The superintendent also told the board that officials will be investigating the cost effectiveness and feasibility of staffing the main entrances of SAD 1 schools “to meet the public as they go in and out.”

“There’s more we can do and should do in this day and age,” Johnson said about increasing security in the schools.

In other news, the school board:

. Unanimously approved a resolution to oppose the Taxpayer Bill of Rights, which will appear as Question 1 on the November ballot. The measure will ask if voters want to limit increases in state and local government spending and require voter approval for all tax and fee increases. The measure would limit the growth of spending at the state and local levels to the annual rate of inflation and population growth. It would require a two-thirds majority approval by voters for any tax or fee increases.

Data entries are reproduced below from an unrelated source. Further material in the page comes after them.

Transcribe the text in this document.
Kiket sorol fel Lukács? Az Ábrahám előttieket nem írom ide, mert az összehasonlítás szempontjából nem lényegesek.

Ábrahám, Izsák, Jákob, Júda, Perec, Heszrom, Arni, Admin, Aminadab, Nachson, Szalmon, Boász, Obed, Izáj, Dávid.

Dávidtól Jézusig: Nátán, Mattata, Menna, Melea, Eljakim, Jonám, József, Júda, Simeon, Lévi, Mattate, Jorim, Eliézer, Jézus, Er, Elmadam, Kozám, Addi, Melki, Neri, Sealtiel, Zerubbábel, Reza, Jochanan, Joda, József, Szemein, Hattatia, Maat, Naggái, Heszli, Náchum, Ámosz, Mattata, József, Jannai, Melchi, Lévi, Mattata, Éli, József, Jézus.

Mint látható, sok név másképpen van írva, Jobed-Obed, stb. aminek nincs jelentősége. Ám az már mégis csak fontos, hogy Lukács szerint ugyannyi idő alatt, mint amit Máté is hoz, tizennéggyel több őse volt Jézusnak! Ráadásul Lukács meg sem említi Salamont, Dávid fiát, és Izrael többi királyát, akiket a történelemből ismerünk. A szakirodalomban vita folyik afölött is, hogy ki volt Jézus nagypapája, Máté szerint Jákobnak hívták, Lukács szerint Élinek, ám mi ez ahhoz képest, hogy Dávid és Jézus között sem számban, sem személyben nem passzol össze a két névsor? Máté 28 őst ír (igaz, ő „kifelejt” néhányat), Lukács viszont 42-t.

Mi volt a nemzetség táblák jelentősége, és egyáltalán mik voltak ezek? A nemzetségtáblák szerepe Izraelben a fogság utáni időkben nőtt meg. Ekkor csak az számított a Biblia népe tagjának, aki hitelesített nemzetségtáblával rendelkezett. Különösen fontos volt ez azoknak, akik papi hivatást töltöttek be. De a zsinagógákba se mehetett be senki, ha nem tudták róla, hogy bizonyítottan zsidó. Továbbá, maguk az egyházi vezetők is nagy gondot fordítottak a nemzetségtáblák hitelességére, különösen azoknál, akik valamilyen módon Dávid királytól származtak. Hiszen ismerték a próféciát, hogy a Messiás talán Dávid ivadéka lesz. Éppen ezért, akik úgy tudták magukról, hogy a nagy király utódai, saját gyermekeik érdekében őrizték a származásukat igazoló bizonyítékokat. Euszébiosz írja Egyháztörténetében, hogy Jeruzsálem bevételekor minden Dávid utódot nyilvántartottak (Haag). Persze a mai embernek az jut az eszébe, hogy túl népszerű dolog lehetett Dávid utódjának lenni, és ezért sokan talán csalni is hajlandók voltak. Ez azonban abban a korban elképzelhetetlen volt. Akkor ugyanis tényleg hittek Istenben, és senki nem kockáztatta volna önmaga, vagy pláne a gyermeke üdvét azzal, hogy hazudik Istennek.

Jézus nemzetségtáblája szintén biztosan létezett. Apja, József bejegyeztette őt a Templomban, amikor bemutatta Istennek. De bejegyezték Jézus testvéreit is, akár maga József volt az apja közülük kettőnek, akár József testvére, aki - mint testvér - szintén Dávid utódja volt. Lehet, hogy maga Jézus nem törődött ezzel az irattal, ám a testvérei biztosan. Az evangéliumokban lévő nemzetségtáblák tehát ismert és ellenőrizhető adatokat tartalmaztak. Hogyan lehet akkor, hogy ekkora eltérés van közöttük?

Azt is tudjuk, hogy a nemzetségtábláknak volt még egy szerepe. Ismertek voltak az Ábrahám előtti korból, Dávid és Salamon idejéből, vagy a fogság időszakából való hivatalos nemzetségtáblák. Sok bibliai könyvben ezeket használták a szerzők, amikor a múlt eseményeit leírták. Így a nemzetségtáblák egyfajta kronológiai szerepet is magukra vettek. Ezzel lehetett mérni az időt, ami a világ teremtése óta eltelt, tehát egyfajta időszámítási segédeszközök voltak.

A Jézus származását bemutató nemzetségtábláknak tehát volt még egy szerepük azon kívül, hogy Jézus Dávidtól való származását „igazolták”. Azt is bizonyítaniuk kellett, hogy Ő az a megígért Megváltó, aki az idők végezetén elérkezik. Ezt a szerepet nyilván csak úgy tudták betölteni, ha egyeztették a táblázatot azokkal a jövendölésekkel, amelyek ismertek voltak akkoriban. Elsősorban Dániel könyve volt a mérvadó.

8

Supporters of the proposal maintain that TABOR allows for reasonable growth of government at all levels while also creating a stable tax and regulatory climate.

Johnson said Assistant Superintendent Jeff Bearden “ran the numbers” and that if TABOR had been implemented five years ago, SAD 1’s 2007 budget would be about $2 million less than what voters approved in May. The calculation was based on the district’s enrollment, which has decreased by about 1.5 percent every year for the last five years, and on the Consumer Price Index, which for the area has increased by about 2.6 percent.

According to the TABOR formula, that would have limited SAD 1 to an average budget growth of 1.1 percent. The district’s growth has seen an average increase of about 3.5 percent – needed simply to pass a status quo budget, officials said.

Bearden also pointed out that with 75 percent of the district’s budget going to employees, if SAD 1 had to reduce its budget by $2 million, a lot of that impact would have been felt by the staff.

Officials approved a resolution opposing the measure, amending it only to add information on how SAD 1 specifically would be affected by TABOR, if it is put in place.